Los expertos veterinarios detallan que las características tóxicas de los capilares afectan a cualquier parte de del cuerpo, sin embargo, la mayoría de las infecciones se sitúan en la zona del hocico, ya que es la parte del cuerpo con la que olfatean el suelo. "Los cachorros son los que más expuestos están, ya que tienen un comportamiento muy curioso", explica a Público Manuel Lázaro, vocal del Colegio de Veterinarios. Los perros, informa el experto, son los más amenazados, ya que otros animales como los gatos "son más delicados y cuidadosos" a la hora de investigar. 

"Si no se controla la zona afectada por la toxina que liberan las orugas procesionarias con antibióticos, antihistamínicos y limpiezas locales con antiséptico, puede derivar en la pérdida de parte de la lengua del perro y en casos de choque anafiláctico grave no tratado a tiempo, ocasionar incluso la muerte del animal", explican desde el Colegio de Veterinarios de Madrid.

"La única prevención es evitar el contacto", opina Lázaro. Por ello, lo ideal es evitar pasear por zonas de pinos –árboles donde residen las orugas procesionarias– y visualizar el entorno, ya que, al caminar en grupo, estos gusanos se pueden ver con facilidad.

En ese sentido, es importante asegurarse de que el animal no experimenta síntomas relacionados con las procesionarias, como hinchazón en las partes del cuerpo que hayan estado en contacto –sobre todo la parte del hocico– y babeo continuo. En el caso de que observemos estas anomalías en estaciones calurosas, es importante que acudamos con rapidez a la clínica más cercana.

Cómo erradicar esta plaga

Aunque la plaga de procesionaria no supone riesgos forestales graves, al habitar en las copas de los árboles si que puede dar casos "excepcionales" en los que se produzcan "defoliaciones tremendas" de lo árboles. Una afirmación que es compartida por Manuel Lázaro, que advierte que estos insectos pueden secar parte de los pinos, ya que se alimentan de sus hojas

Este problema, que se añade a la amenaza para la salud de algunos animales, requiere soluciones que aseguren frenar los efectos de esta plaga. La medida de acción, a primera vista más factible, es la fumigación, sin embargo, este escenario está restringido por los problemas medioambientales que conllevan estos tratamientos. De hecho, el ministerio de Agricultura prohibió en 2018 algunos de los químicos de lucha contra las procesionarias.

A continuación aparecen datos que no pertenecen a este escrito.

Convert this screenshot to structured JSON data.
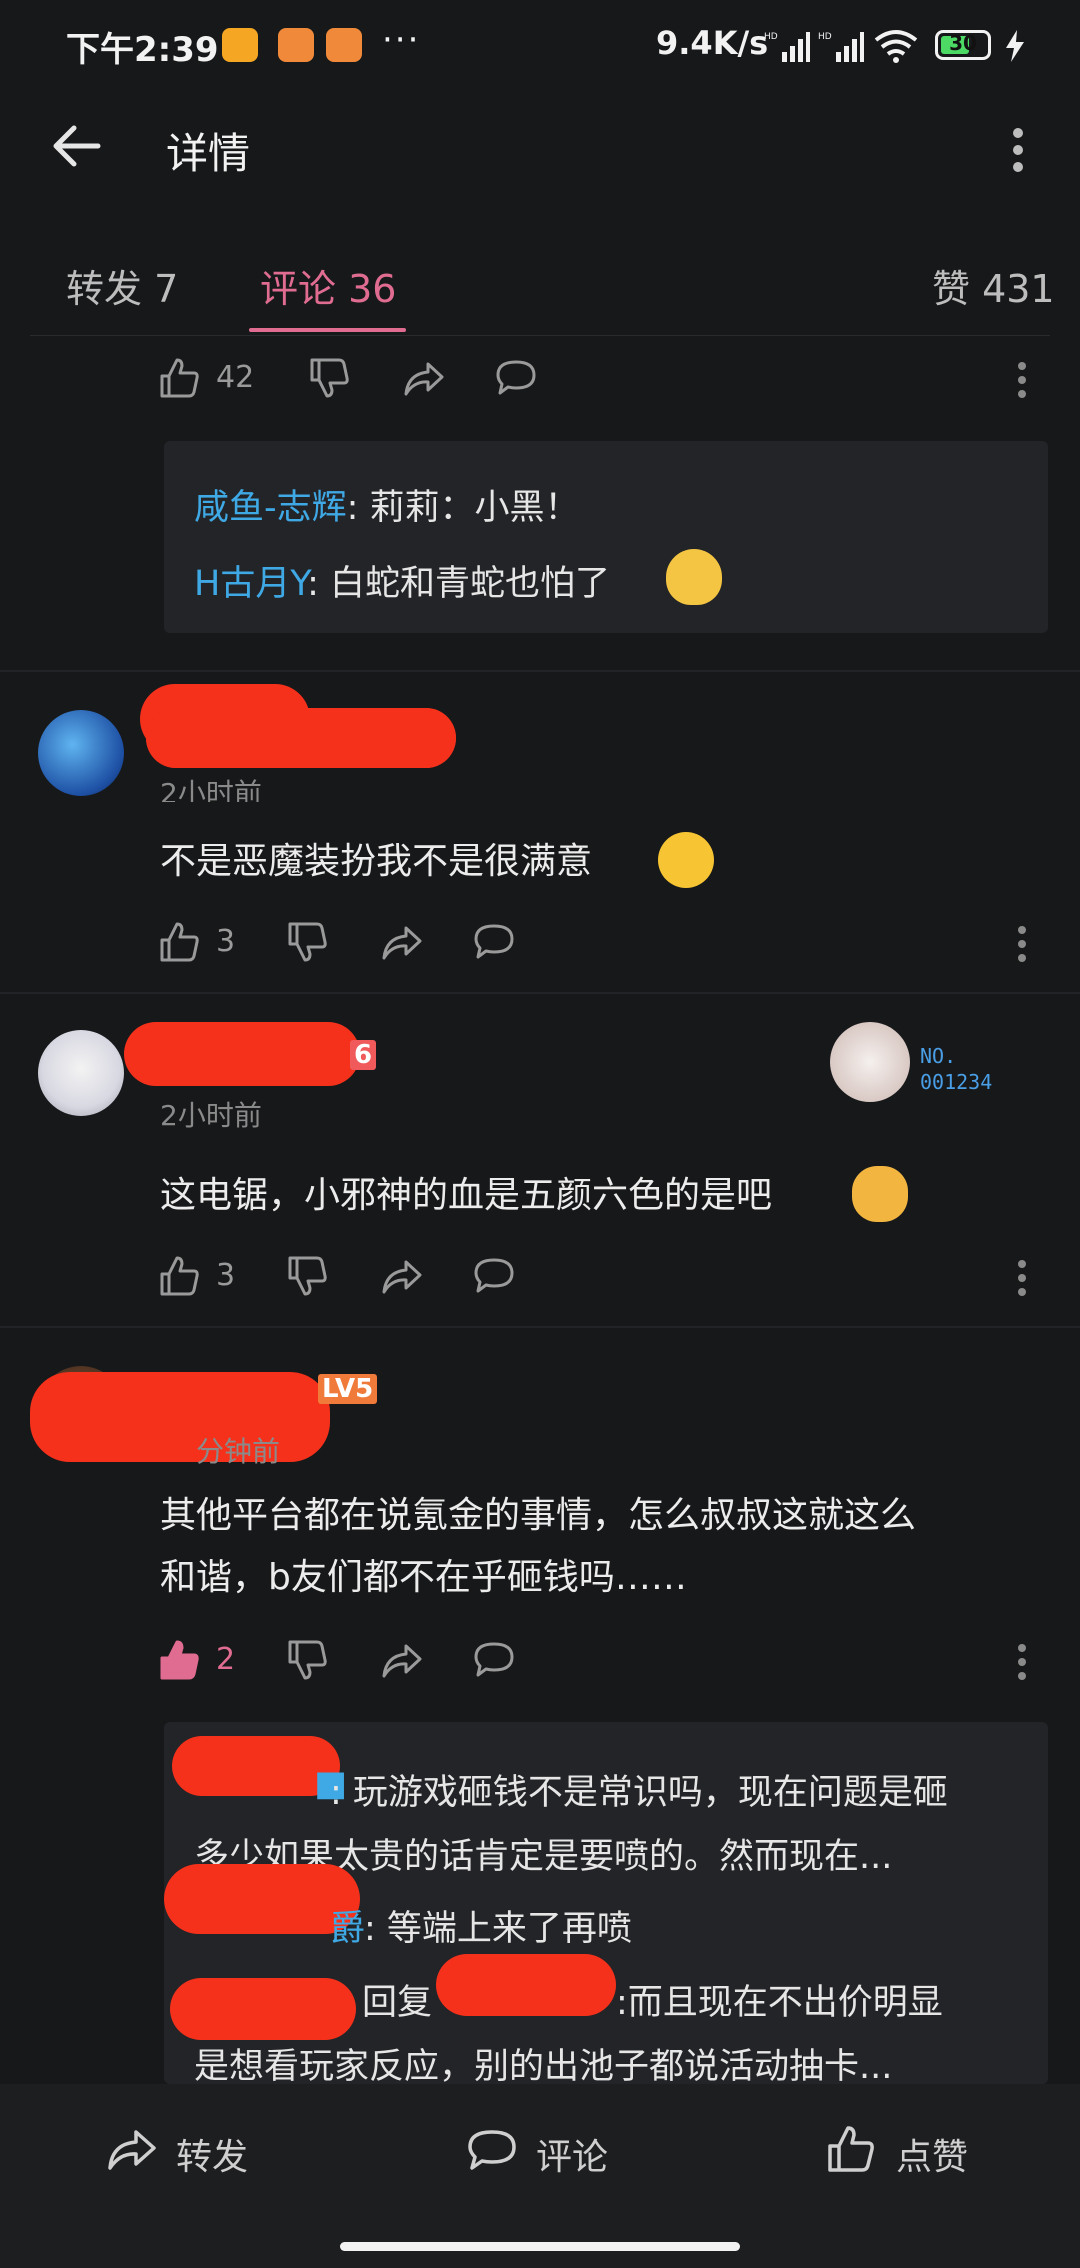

Por ello, los planes de choque que se plantean desde las instituciones van encaminados a la retirada manual de los nidos. Sin embargo, desde el grupo ecologista explican que en la mayoría de los casos se procede a retirar las bolsas de los pinos en momentos de temperaturas cálidas, cuando los insectos están en la tierra. De esta forma, lo ideal es que las retiradas se hagan en invierno, cuando las larvas se encuentran en el interior, resguardadas del frío.

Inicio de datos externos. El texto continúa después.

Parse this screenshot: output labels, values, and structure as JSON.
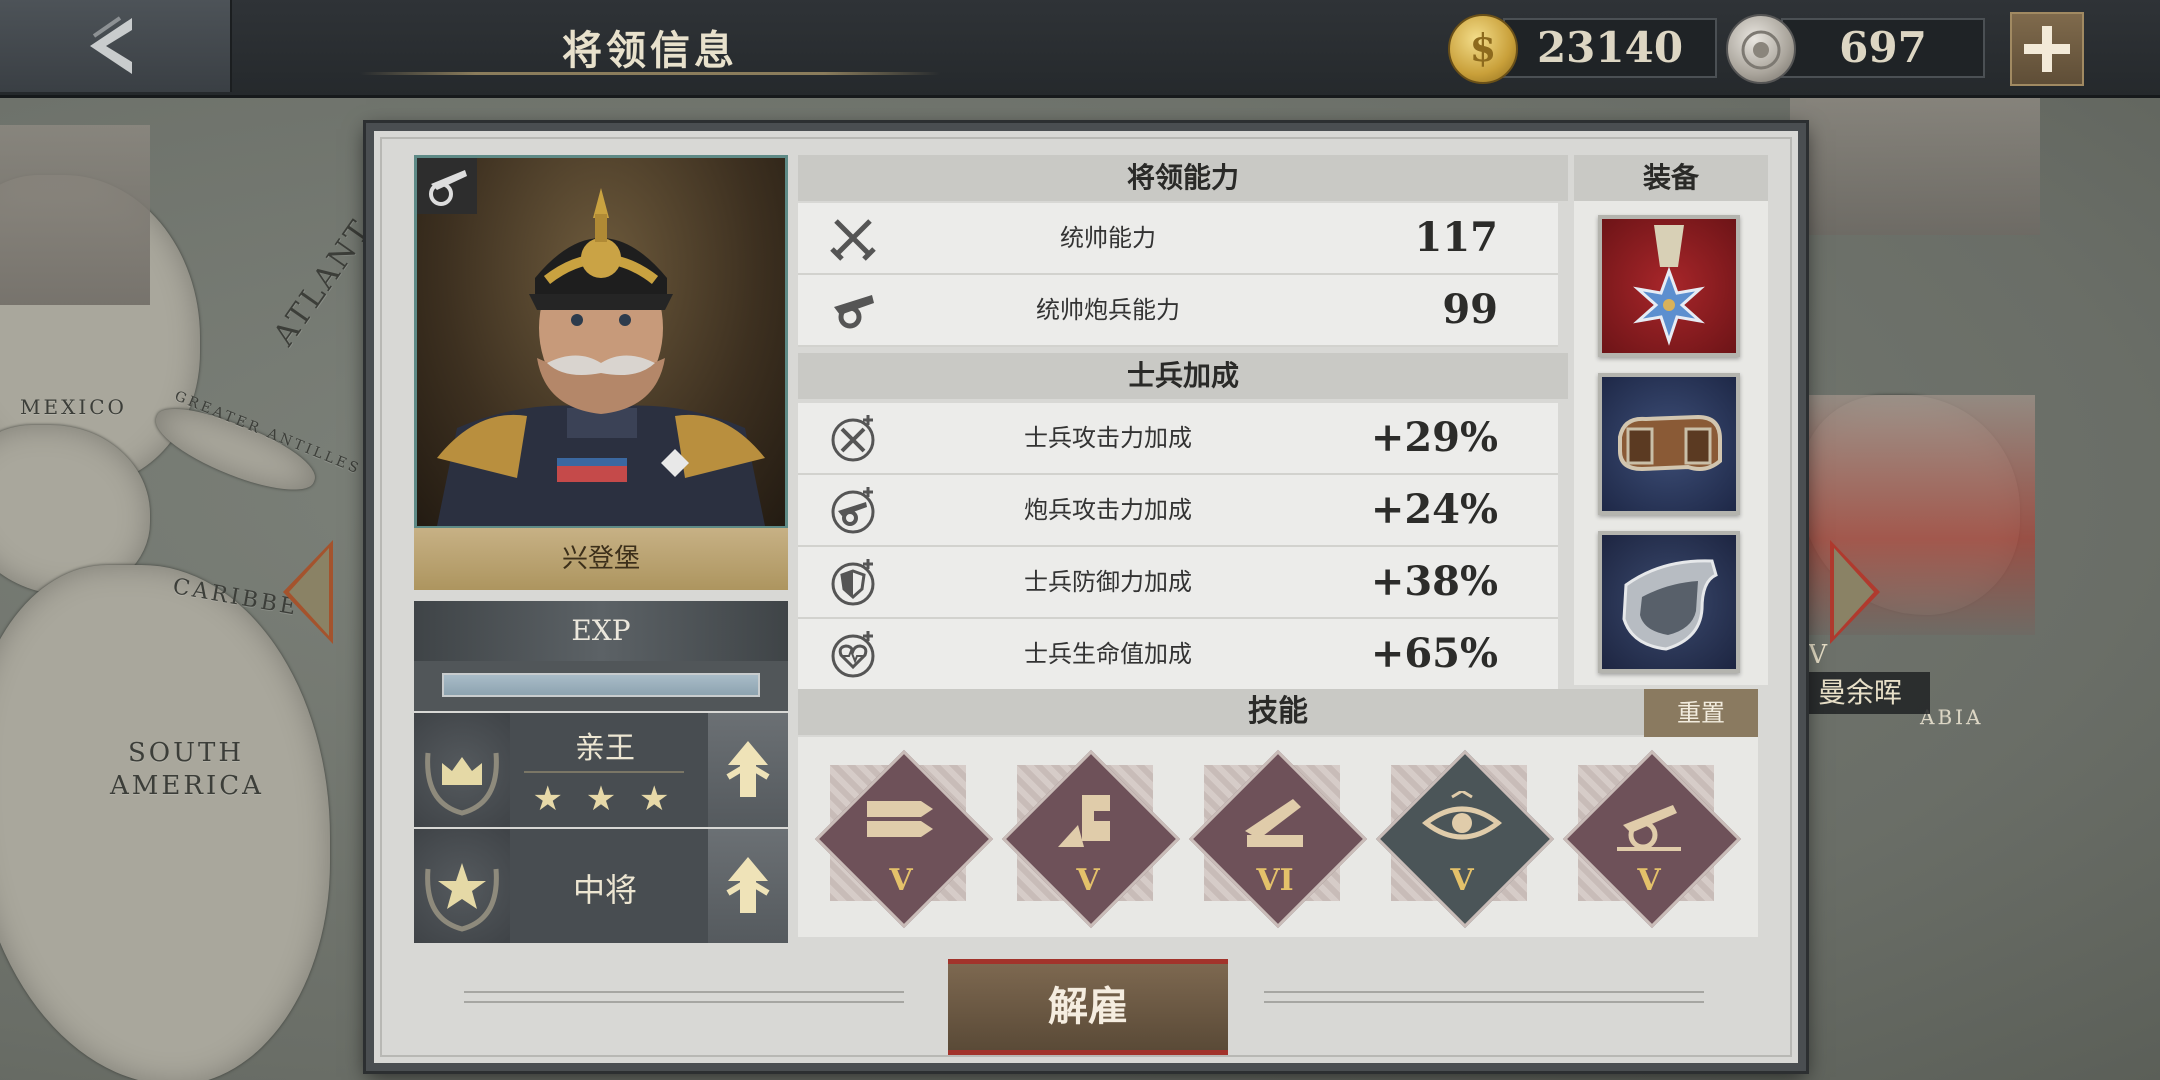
{
  "header": {
    "title": "将领信息",
    "gold": "23140",
    "medals": "697"
  },
  "colors": {
    "panel_bg": "#d8d8d5",
    "accent_gold": "#ad955f",
    "exp_fill": "#8da3b0",
    "danger_red": "#a2332b",
    "skill_level": "#e4c16a"
  },
  "general": {
    "name": "兴登堡",
    "exp_label": "EXP",
    "exp_progress": 1.0,
    "title_rank": "亲王",
    "title_stars": "★ ★ ★",
    "military_rank": "中将"
  },
  "abilities": {
    "header": "将领能力",
    "rows": [
      {
        "icon": "crossed-swords-icon",
        "label": "统帅能力",
        "value": "117"
      },
      {
        "icon": "cannon-icon",
        "label": "统帅炮兵能力",
        "value": "99"
      }
    ]
  },
  "bonuses": {
    "header": "士兵加成",
    "rows": [
      {
        "icon": "attack-bonus-icon",
        "label": "士兵攻击力加成",
        "value": "+29%"
      },
      {
        "icon": "artillery-bonus-icon",
        "label": "炮兵攻击力加成",
        "value": "+24%"
      },
      {
        "icon": "defense-bonus-icon",
        "label": "士兵防御力加成",
        "value": "+38%"
      },
      {
        "icon": "health-bonus-icon",
        "label": "士兵生命值加成",
        "value": "+65%"
      }
    ]
  },
  "equipment": {
    "header": "装备",
    "items": [
      {
        "icon": "medal-icon"
      },
      {
        "icon": "ammo-belt-icon"
      },
      {
        "icon": "armor-plate-icon"
      }
    ]
  },
  "skills": {
    "header": "技能",
    "reset_label": "重置",
    "items": [
      {
        "icon": "arrows-skill-icon",
        "level": "V"
      },
      {
        "icon": "fortify-skill-icon",
        "level": "V"
      },
      {
        "icon": "artillery-skill-icon",
        "level": "VI"
      },
      {
        "icon": "eye-skill-icon",
        "level": "V"
      },
      {
        "icon": "cannon-skill-icon",
        "level": "V"
      }
    ]
  },
  "dismiss_label": "解雇",
  "map_labels": {
    "mexico": "MEXICO",
    "atlantic": "ATLANT",
    "caribbean": "CARIBBE",
    "antilles": "GREATER ANTILLES",
    "south_america_1": "SOUTH",
    "south_america_2": "AMERICA",
    "arabia": "ABIA"
  },
  "neighbor": {
    "roman": "IV",
    "name": "曼余晖"
  }
}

Algo que podría prevenir este tipo de plagas es que se favorezca "el uso de especies autóctonas diferentes a los pinos, como por ejemplo las encinas que están perfectamente adaptadas y no son susceptibles de ser atacadas por esta especie", opina Martínez, que destaca que, con el cambio climático, va a ser cada vez más habitual que nos topemos con las orugas.